It's time again for What's Baking, a monthly baking group. This month's host is Brownies and Blondies, and the theme she chose is "Convenience from Scratch" — we had to make an item that one would normally purchase that can be used in a baking recipe.
I've had a recipe pinned for quite some time that fits that description perfectly: making mascarpone cheese at home. I love mascarpone cheese. I've chosen recipes, both sweet and savory, simply because they include mascarpone.
Mascarpone is an Italian cow's milk cheese made from cream. It's a "fresh" cheese, meaning it is not aged. It has a very mild, slightly sweet flavor.
What can you do with homemade mascarpone? Probably the most obvious answer is, make tiramisu. Other sweet options include cheesecake, use it to fill profiteroles, or use it as a substitute in any recipe that calls for cream cheese. And finally, I use sweetened whipped mascarpone as a filling for cannolis, dipping the ends in mini chocolate chips and dusting with sifted powdered sugar.
Homemade mascarpone has a slightly more prominent citrus-y flavor than store-bought (which makes it even more delicious when spread on a baguette slice), but once incorporated into a recipe and baked, it won't be noticeable.
Store-bought mascarpone and a pint of heavy whipping cream cost about the same, so there's no significant savings in making mascarpone at home. But there is a great sense of accomplishment! Look, I made cheese!
Homemade Mascarpone Cheese
Recipe from Not Without Salt
- 2 cups pasteurized heavy whipping cream (not ultra-pasteurized, if possible)
- 1 tbsp fresh lemon juice
- Place the heavy cream in a medium-sized heavy bottom sauce pan.

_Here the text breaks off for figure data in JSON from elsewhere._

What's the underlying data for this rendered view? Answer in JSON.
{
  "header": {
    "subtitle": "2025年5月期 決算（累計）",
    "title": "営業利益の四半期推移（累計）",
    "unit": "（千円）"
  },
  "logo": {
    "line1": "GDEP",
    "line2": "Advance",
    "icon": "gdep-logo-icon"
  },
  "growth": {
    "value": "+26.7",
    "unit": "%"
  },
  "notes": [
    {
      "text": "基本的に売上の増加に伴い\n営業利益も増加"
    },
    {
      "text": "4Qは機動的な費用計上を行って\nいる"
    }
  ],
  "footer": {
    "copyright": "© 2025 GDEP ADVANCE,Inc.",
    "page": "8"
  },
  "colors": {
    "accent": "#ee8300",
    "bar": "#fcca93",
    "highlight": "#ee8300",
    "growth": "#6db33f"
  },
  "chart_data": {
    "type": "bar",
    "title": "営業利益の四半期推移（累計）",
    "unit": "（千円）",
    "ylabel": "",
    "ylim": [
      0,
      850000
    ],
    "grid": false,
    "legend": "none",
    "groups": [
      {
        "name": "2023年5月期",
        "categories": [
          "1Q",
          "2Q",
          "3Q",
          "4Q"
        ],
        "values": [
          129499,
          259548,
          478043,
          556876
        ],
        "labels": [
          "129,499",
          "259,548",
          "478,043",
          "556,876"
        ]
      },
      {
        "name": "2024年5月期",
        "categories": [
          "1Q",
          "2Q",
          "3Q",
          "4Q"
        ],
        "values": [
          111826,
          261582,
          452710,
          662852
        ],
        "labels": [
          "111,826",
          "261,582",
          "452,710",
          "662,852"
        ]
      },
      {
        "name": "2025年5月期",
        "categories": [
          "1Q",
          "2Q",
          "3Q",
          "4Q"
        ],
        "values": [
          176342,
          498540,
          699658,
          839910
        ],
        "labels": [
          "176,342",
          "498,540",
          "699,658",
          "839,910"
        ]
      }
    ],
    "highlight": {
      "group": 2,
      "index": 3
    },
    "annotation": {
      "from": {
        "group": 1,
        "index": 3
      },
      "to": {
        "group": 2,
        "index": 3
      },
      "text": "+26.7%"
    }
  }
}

Attach a candy thermometer.
- Heat the cream over medium-low heat until it reaches 190 degrees (this will take 15 to 20 minutes). Stir occasionally, increasing the frequency as the cream gets warmer.
- Once the cream reaches 190 degrees, add the lemon juice. The cream will thicken slightly. Cook the cream at 190 degrees for 5 minutes, adjusting your burner up or down as necessary to maintain that temperature.

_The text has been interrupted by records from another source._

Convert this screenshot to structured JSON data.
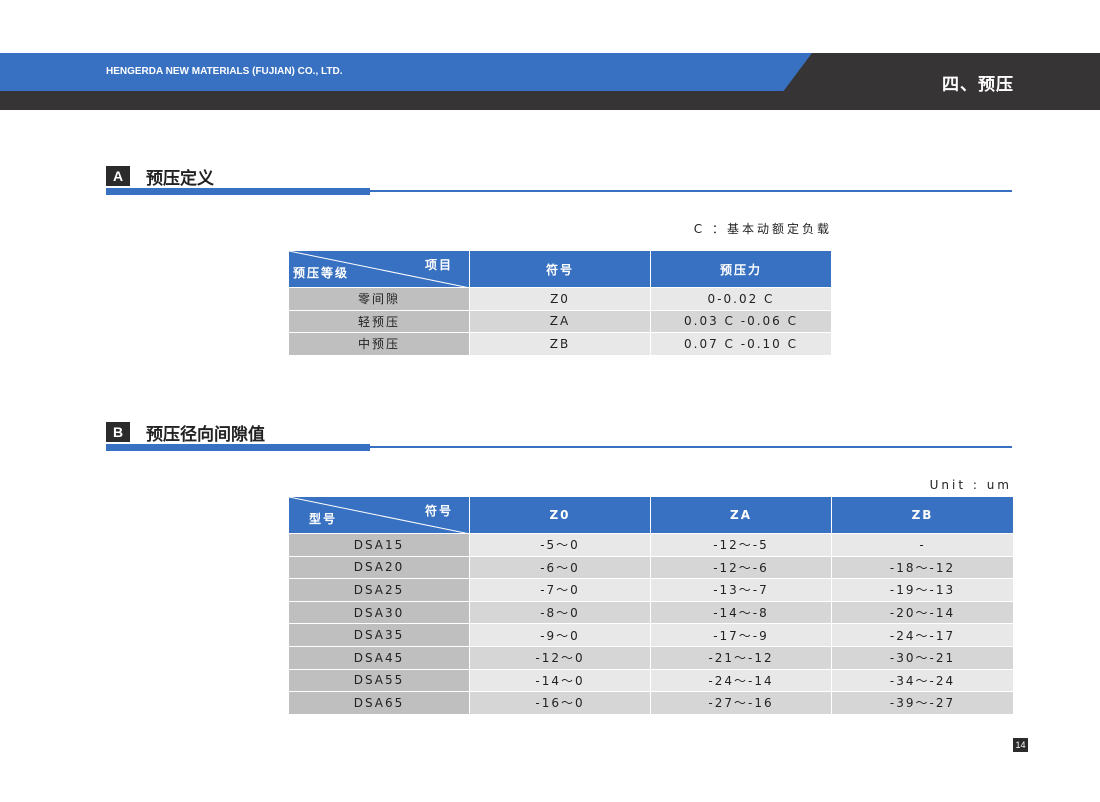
{
  "header": {
    "company": "HENGERDA NEW MATERIALS (FUJIAN) CO., LTD.",
    "chapter": "四、预压"
  },
  "section_a": {
    "badge": "A",
    "title": "预压定义",
    "note": "C ：基本动额定负载",
    "table": {
      "corner_top": "项目",
      "corner_bottom": "预压等级",
      "headers": [
        "符号",
        "预压力"
      ],
      "rows": [
        [
          "零间隙",
          "Z0",
          "0-0.02 C"
        ],
        [
          "轻预压",
          "ZA",
          "0.03 C -0.06 C"
        ],
        [
          "中预压",
          "ZB",
          "0.07 C -0.10 C"
        ]
      ]
    }
  },
  "section_b": {
    "badge": "B",
    "title": "预压径向间隙值",
    "note": "Unit : um",
    "table": {
      "corner_top": "符号",
      "corner_bottom": "型号",
      "headers": [
        "Z0",
        "ZA",
        "ZB"
      ],
      "rows": [
        [
          "DSA15",
          "-5～0",
          "-12～-5",
          "-"
        ],
        [
          "DSA20",
          "-6～0",
          "-12～-6",
          "-18～-12"
        ],
        [
          "DSA25",
          "-7～0",
          "-13～-7",
          "-19～-13"
        ],
        [
          "DSA30",
          "-8～0",
          "-14～-8",
          "-20～-14"
        ],
        [
          "DSA35",
          "-9～0",
          "-17～-9",
          "-24～-17"
        ],
        [
          "DSA45",
          "-12～0",
          "-21～-12",
          "-30～-21"
        ],
        [
          "DSA55",
          "-14～0",
          "-24～-14",
          "-34～-24"
        ],
        [
          "DSA65",
          "-16～0",
          "-27～-16",
          "-39～-27"
        ]
      ]
    }
  },
  "page_number": "14",
  "colors": {
    "accent": "#3871c1",
    "dark": "#363434"
  }
}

- After five minutes, remove the saucepan from the heat, cover with a lid, and place in the refrigerator for 12 to 24 hours.
- Remove the saucepan from the refrigerator. The cream should now be the consistency of sour cream.

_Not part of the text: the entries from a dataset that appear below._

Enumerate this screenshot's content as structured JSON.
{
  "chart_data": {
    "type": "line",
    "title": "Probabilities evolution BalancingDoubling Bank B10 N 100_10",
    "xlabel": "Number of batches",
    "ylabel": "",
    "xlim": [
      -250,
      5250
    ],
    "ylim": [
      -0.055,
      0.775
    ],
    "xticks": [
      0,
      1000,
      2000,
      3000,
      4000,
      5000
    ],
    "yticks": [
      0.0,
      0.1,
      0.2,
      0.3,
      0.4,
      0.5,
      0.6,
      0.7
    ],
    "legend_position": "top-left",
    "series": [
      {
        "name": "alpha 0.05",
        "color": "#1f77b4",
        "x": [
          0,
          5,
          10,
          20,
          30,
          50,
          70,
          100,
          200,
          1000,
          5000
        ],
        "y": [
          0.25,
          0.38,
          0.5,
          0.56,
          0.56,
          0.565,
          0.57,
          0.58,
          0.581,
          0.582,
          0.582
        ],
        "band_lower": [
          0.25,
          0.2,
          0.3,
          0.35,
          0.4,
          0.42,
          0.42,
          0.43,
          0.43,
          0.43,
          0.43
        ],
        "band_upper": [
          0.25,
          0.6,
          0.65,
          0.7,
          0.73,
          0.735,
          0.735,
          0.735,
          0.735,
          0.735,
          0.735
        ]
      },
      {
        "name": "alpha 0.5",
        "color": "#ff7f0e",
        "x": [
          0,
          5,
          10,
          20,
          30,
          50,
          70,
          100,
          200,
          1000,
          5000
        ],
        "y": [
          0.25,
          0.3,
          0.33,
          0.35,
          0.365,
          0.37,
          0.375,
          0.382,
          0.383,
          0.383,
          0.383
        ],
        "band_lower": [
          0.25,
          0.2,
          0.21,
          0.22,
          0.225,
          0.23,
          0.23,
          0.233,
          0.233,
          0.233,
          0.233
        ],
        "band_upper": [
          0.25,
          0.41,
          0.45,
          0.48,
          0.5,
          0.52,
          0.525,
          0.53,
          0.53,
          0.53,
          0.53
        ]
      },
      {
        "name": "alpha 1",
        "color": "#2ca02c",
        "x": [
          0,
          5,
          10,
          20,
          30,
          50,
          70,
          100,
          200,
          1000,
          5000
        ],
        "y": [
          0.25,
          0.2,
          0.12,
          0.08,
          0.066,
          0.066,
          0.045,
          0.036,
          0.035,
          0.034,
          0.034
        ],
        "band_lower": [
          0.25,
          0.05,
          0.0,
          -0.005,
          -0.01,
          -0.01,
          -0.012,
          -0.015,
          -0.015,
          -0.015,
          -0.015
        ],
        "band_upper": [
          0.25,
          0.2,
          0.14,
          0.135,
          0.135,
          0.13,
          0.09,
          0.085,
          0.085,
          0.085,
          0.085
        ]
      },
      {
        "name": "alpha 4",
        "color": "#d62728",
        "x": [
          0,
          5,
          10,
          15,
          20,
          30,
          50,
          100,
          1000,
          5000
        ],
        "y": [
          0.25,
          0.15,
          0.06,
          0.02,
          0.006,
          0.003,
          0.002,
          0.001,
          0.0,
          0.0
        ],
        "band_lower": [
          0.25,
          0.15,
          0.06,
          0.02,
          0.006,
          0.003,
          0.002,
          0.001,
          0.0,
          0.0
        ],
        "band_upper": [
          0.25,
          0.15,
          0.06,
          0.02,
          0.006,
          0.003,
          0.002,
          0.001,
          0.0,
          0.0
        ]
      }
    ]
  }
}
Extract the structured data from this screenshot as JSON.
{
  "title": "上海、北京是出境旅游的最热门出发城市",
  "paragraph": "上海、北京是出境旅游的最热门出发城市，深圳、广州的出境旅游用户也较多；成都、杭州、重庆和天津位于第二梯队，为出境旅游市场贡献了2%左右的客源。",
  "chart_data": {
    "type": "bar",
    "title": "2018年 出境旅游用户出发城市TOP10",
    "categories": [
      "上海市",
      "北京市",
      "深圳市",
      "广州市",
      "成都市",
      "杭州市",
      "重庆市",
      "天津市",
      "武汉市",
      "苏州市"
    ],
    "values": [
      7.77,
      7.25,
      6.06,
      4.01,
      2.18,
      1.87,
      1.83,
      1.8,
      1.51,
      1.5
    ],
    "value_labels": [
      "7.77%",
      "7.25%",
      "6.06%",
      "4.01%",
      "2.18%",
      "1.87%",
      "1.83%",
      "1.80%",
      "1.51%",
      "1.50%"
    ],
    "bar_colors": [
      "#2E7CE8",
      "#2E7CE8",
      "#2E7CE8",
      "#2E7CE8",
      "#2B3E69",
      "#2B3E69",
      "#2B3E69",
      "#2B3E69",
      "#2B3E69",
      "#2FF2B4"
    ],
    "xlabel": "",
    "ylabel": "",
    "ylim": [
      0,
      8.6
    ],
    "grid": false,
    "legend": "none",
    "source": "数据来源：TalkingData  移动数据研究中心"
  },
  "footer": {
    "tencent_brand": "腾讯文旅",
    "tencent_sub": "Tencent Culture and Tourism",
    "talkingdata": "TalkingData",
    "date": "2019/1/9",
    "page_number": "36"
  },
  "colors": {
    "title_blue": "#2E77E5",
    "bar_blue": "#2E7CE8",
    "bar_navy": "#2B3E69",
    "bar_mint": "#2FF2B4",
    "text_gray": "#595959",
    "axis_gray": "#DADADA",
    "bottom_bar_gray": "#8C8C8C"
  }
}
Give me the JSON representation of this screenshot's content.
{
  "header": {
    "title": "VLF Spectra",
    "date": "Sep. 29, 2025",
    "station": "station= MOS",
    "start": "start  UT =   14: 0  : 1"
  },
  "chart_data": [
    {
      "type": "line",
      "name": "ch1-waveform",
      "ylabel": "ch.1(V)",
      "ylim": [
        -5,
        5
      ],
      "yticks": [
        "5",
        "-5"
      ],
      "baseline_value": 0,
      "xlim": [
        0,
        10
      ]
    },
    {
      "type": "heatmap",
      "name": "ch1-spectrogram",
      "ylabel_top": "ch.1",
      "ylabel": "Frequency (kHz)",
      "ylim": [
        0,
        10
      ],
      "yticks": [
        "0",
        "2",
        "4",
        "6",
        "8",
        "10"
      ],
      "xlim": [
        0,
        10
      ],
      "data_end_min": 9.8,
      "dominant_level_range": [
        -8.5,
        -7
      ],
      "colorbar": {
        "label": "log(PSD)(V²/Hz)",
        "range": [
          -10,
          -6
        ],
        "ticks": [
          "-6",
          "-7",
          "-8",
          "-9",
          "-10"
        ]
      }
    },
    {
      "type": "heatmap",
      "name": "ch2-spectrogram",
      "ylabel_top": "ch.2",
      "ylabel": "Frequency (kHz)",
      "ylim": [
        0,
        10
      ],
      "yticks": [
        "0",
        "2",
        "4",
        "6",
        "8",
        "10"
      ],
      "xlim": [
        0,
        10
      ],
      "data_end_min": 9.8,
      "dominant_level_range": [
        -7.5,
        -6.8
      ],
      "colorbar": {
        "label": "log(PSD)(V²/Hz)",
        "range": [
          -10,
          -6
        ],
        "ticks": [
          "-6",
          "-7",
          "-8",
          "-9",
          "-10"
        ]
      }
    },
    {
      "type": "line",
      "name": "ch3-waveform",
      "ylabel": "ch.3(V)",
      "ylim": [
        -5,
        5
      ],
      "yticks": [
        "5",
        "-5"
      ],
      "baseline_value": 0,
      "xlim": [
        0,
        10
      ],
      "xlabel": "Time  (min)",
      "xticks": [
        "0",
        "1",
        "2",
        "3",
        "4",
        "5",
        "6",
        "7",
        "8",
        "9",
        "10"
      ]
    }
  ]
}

- Line a fine-mesh sieve with four layers of cheesecloth, and place over a medium bowl.
- Scrape the cream into the cheesecloth, bring the ends up over the cream and tie it into a tight bundle. Hang this bundle in the refrigerator, suspended over the medium bowl (I laid a ladle across a stockpot, set the medium bowl inside, and tied the bundle from the ladle). Leave in the refrigerator for 12 to 24 hours.
- Once that time has elapsed, there may be up to a few tablespoons of whey in the bowl, which can be discarded. Untie the bundle, and scrape your mascarpone cheese into a container with an airtight lid to store.